Every week, surveys from all across the EU tell us what Europeans are thinking, feeling and talking about. In our segment, eupinions echo, we collect these voices and play them back to you. Each week, we highlight one survey of particular interest in a short blogpost and share daily new survey results via our website and our twitter channel.
Amidst a global pandemic on a scale probably not witnessed since the deadly Spanish flu of 1918, it would be natural to assume that the COVID-19 virus and its various consequences dominated peoples' fears and worries. At least for Germans, however, this does not appear to be the case. Instead, a much more human spectre turns out to occupy the German mindset and causes worries; the current president of the United States of America. This is the result of this year’s "Die Ängste der Deutschen" (The fears of the Germans), a study published annually ever since 1992 by R+V.
The study asks respondents to rank 22 risks and threats from the one they are most afraid of, to the one they are least afraid of. The biggest fear of the German people, it turns out, is "a more dangerous world caused by the policies of US President Trump" with 53% of respondents stating that they are very afraid of this prospect. Meanwhile, the fear of a serious illness or infection with the corona virus only ranked 17th on Germans' greatest fears with only about a third (32%) of respondents being very afraid of this.
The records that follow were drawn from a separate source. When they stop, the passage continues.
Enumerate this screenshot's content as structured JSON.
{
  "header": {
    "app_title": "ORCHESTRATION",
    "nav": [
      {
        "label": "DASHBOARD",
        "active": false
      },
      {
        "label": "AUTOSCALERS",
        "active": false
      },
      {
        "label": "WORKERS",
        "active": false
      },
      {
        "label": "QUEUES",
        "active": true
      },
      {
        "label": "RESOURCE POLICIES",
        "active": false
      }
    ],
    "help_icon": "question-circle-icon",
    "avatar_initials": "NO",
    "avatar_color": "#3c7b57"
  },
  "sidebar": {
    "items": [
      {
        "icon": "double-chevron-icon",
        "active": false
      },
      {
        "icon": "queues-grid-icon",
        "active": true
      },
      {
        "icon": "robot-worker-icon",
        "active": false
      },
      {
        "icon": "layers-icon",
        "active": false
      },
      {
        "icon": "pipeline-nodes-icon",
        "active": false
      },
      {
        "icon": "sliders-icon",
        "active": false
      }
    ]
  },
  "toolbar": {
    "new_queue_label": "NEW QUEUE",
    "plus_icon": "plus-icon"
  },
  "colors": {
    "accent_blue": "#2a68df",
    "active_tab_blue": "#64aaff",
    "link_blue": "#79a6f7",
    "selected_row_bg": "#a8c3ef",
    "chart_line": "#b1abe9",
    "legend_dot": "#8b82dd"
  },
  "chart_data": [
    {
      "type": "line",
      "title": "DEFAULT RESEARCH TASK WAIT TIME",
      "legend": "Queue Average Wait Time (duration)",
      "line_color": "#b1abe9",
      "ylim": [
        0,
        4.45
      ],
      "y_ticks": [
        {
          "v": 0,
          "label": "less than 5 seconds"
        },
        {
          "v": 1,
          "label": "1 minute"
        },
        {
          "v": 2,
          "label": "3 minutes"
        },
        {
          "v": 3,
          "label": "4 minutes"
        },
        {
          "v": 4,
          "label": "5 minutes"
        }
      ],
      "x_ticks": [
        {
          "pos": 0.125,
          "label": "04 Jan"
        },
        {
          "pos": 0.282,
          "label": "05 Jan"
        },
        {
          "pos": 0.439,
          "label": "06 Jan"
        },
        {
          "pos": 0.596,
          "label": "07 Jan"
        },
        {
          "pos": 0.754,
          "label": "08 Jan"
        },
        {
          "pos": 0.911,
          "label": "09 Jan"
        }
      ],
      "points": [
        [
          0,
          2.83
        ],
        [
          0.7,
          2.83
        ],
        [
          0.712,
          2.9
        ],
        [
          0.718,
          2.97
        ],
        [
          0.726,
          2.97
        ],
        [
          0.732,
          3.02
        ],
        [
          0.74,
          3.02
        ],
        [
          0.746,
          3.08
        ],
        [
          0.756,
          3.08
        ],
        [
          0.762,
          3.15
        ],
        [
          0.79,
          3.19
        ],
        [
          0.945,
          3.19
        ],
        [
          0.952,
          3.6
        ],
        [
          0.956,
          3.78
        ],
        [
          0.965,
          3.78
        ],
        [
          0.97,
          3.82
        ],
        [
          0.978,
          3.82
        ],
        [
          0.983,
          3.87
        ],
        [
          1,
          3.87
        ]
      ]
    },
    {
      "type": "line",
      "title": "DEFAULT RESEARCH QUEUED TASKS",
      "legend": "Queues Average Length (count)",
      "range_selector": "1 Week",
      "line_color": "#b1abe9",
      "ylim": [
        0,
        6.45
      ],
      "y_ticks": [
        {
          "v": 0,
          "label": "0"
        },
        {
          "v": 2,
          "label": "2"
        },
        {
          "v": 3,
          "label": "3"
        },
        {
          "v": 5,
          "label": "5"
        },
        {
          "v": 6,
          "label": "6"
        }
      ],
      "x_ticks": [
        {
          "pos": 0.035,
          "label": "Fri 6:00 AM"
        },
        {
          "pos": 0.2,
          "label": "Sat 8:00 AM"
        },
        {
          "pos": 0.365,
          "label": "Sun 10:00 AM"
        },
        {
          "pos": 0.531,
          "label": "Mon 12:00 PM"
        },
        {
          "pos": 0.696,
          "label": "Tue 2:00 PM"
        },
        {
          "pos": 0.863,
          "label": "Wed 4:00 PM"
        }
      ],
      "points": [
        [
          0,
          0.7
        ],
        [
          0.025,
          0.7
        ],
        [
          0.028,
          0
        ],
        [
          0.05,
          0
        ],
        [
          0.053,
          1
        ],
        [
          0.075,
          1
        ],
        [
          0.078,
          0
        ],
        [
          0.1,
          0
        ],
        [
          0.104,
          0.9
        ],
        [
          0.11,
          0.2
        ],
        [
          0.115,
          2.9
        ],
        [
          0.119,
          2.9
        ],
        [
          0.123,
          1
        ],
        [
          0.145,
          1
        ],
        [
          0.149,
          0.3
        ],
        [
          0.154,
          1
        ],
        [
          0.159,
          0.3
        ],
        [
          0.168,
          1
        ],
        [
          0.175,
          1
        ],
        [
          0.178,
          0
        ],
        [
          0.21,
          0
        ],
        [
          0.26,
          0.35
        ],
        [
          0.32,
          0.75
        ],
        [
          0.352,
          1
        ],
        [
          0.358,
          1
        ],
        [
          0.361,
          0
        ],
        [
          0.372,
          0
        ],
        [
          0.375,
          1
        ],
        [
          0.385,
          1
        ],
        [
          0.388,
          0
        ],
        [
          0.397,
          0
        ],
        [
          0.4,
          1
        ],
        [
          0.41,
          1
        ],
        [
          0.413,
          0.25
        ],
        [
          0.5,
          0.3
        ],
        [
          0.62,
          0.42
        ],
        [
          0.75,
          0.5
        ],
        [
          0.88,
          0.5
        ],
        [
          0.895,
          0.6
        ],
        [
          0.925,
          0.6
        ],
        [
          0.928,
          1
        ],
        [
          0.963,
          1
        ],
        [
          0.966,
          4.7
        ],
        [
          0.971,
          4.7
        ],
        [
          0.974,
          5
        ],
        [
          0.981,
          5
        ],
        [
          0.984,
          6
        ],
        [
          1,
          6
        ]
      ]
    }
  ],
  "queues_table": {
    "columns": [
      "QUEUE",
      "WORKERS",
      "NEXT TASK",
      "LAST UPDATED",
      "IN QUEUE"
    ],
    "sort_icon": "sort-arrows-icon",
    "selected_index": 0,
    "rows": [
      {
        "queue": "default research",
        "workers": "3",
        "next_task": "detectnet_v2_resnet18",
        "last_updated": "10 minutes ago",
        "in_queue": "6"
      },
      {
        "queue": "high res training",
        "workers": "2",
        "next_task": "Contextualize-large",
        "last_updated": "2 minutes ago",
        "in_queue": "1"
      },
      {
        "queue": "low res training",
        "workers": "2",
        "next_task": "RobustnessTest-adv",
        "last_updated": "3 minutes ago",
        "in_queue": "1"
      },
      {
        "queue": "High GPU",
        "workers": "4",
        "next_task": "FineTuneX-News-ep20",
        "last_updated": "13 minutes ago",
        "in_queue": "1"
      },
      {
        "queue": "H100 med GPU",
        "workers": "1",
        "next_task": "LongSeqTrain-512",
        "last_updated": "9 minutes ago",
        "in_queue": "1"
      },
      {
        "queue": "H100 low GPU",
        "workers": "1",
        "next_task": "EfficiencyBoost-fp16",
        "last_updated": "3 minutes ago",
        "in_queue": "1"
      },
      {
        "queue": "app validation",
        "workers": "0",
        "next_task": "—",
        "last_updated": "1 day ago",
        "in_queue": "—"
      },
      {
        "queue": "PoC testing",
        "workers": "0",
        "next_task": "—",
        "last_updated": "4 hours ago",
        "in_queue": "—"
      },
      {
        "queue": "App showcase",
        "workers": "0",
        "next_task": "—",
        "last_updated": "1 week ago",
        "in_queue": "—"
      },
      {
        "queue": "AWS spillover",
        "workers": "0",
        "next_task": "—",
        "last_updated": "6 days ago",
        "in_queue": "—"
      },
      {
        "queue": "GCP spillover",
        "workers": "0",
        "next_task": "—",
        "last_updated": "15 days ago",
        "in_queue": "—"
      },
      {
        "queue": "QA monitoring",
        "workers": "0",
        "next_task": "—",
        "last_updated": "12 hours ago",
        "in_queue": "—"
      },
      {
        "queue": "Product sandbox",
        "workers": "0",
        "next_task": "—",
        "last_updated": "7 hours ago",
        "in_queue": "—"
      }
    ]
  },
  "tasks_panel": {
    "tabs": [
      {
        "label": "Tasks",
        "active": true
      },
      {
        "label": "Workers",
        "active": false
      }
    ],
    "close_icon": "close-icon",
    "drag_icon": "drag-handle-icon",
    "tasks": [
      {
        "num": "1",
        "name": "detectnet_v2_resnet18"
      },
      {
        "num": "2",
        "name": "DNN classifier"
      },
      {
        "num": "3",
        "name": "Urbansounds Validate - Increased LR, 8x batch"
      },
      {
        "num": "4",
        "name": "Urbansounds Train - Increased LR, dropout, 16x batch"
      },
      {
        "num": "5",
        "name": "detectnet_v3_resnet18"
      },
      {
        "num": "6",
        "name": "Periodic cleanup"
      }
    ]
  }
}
While this might come as a surprising result in 2020 (interviews were conducted in June and July when Germans were already well aware of the impact of COVID), reality actually turns out to be a bit more nuanced. If one looks at the other fears that worry Germans the most this year, the list is predominantly filled with economic worries. The second most prominent fear among respondents was the prospect of rising costs of living (51%), followed by a higher tax burden caused by a European debt crisis (49%) and a general decline of the economy (48%). In addition, 40% of Germans also fear rising numbers of unemployment, making this the fear that has seen the biggest increase (+12%) since last year. Our very own eupinions data suggests that rising costs of living appear to be a constant and dominant worry across Europe more generally. In our 2019 study “Great Expectations”, we have shown that, at 51%, rising costs of living was the number one personal worry, both for Europeans as a whole and for people in France, Italy, the Netherlands, Poland and Spain and Germany individually.